At 10.55am on 27 November 1978, San Francisco City Supervisor Dan White shot and killed Mayor George Moscone with four bullets. He reloaded, ran through City Hall and killed Supervisor Harvey Milk with another four. At his trial, a psychiatrist for the defence argued that White's consumption of junk food led to vacillations in his blood-sugar level and exacerbated indications of manic depression. Instead of going down for murder, he walked away with a seven-year sentence for voluntary manslaughter.

In a surprising instance of self-control, the lawyers in the OJ Simpson trial didn't try the junk food defence. Nor did they say the plaintiff had been influenced by watching too many musicals, but one peek at the 1975 show Chicago would have revealed an extraordinary case of life imitating art.

Ladies and gentlemen of the jury, consider the facts laid before you in this musical. A woman shoots her lover and tries to pin the blame on someone else. It doesn't wash and she's banged up on murderer's row. She hires the flashiest lawyer in town who whips up a storm of publicity and turns the trial into a media circus. She becomes a national celebrity, the nation holds its breath: she gets off. I rest my case.

This collision between fact and fiction actually dates back to 1927, when Maurine Watkins turned a real-life story into a play and then a film called Chicago. Fifteen years later, Ginger Rogers played the title role in Roxie Hart, a tart, brittle, very funny screen version of the crime. Broadway star Gwen Verdon tried and failed to get the rights for years, but Watkins finally relented and left the property to her in her will. Verdon took the project to director and choreographer Bob Fosse who teamed up with lyricist Fred Ebb and composer John Kander and the musical opened on Broadway in June 1975.

Three weeks later, A Chorus Line opened and everyone forgot Fosse's show. It ran for two years, but beneath the glamorous surface of this shimmering show, there's a jet black cynicism about American values and the judicial system which didn't endear it to the nation. One of its greatest strengths is that never for a moment does it soften up or go sentimental.

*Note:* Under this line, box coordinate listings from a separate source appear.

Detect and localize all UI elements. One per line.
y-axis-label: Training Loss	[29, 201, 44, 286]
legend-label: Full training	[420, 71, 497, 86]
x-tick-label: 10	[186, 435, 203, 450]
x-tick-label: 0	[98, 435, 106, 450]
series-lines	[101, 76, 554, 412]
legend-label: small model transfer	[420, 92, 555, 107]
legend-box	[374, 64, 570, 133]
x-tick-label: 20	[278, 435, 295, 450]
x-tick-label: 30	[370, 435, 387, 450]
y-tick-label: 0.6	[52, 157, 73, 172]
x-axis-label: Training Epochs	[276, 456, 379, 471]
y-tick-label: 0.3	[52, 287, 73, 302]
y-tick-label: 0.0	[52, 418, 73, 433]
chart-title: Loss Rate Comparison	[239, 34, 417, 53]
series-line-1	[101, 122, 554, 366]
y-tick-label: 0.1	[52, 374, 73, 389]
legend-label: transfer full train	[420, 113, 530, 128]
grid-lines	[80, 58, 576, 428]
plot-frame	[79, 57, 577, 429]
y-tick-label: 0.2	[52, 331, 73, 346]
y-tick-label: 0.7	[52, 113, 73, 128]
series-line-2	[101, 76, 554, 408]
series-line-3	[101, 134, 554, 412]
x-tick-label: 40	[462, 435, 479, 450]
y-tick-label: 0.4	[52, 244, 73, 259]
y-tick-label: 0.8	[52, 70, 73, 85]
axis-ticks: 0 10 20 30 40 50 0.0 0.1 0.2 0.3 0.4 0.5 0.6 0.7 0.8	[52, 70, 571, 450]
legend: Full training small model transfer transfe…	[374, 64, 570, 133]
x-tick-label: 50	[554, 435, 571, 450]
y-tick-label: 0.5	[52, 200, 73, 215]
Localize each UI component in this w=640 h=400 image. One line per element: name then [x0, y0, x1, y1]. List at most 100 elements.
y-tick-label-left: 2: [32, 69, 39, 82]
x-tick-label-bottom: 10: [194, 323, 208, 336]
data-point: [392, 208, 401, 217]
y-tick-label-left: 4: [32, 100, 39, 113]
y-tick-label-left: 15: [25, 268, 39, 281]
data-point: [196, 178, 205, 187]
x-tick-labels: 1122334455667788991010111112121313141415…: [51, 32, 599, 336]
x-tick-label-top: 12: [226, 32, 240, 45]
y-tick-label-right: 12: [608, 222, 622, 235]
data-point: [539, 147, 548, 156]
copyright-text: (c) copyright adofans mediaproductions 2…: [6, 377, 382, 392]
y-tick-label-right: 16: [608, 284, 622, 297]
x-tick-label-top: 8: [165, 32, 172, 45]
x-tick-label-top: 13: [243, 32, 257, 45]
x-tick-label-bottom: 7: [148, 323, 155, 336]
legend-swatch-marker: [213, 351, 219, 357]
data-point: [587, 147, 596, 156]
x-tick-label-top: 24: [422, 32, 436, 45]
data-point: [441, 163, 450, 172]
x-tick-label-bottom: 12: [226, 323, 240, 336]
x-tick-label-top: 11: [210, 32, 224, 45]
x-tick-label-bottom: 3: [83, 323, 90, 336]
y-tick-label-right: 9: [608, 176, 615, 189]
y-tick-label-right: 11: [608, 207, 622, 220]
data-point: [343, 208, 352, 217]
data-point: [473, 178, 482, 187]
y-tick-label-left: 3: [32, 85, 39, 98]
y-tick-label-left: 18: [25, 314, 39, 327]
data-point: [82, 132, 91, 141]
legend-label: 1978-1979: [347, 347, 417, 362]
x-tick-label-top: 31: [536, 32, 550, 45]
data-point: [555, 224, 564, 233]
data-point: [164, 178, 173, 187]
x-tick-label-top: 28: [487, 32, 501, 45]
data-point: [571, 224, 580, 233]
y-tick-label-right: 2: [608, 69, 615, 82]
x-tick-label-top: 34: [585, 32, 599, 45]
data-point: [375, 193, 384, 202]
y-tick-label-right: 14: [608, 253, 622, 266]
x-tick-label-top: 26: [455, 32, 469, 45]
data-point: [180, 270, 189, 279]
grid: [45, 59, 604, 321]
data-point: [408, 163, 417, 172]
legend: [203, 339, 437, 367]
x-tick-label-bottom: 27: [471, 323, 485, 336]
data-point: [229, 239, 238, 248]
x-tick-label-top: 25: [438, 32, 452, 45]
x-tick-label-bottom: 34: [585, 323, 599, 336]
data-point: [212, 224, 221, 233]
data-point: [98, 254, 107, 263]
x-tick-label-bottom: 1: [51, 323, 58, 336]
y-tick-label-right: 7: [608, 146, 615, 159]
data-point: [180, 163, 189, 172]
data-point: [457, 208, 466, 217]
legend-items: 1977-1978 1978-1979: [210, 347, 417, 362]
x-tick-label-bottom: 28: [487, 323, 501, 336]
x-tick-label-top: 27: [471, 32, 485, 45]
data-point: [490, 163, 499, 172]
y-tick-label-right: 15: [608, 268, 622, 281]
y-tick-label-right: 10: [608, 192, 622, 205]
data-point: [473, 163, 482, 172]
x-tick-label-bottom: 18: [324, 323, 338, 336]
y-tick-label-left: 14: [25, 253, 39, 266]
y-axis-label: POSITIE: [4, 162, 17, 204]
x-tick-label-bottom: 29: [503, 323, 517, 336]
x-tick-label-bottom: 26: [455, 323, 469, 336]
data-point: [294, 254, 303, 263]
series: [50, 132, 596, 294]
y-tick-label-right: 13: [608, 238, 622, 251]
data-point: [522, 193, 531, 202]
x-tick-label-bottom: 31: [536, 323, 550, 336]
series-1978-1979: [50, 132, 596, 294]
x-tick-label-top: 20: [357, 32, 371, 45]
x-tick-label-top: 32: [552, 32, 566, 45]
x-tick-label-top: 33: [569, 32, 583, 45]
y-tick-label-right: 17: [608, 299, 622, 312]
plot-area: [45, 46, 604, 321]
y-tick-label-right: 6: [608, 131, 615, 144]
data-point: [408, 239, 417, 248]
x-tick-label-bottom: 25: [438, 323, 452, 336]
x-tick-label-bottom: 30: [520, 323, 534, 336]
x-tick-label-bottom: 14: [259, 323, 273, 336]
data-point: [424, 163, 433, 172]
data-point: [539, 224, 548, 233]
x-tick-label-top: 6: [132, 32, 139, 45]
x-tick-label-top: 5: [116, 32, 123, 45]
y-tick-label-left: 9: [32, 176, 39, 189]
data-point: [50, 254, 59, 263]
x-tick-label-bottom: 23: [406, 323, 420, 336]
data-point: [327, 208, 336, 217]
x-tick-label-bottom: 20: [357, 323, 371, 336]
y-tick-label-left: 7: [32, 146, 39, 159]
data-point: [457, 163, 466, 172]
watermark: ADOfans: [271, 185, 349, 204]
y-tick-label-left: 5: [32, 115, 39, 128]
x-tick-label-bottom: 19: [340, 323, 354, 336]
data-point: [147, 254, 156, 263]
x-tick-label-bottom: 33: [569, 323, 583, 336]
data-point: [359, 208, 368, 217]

Two decades later, in the wake of OJ, you can't get a seat for the sensational New York revival: a musical has taken the pulse of the nation. Last I heard, the London production has clocked up a staggering advance in excess of pounds 2.5m, and it's still only in preview. Walk past the theatre and you'll see the happy sign announcing "House Full". If the legal hoop-la surrounding the Louise Woodward trial is anything to go by, I think we can assume that a peculiarly high percentage of the audience on both sides of the Atlantic have been lawyers.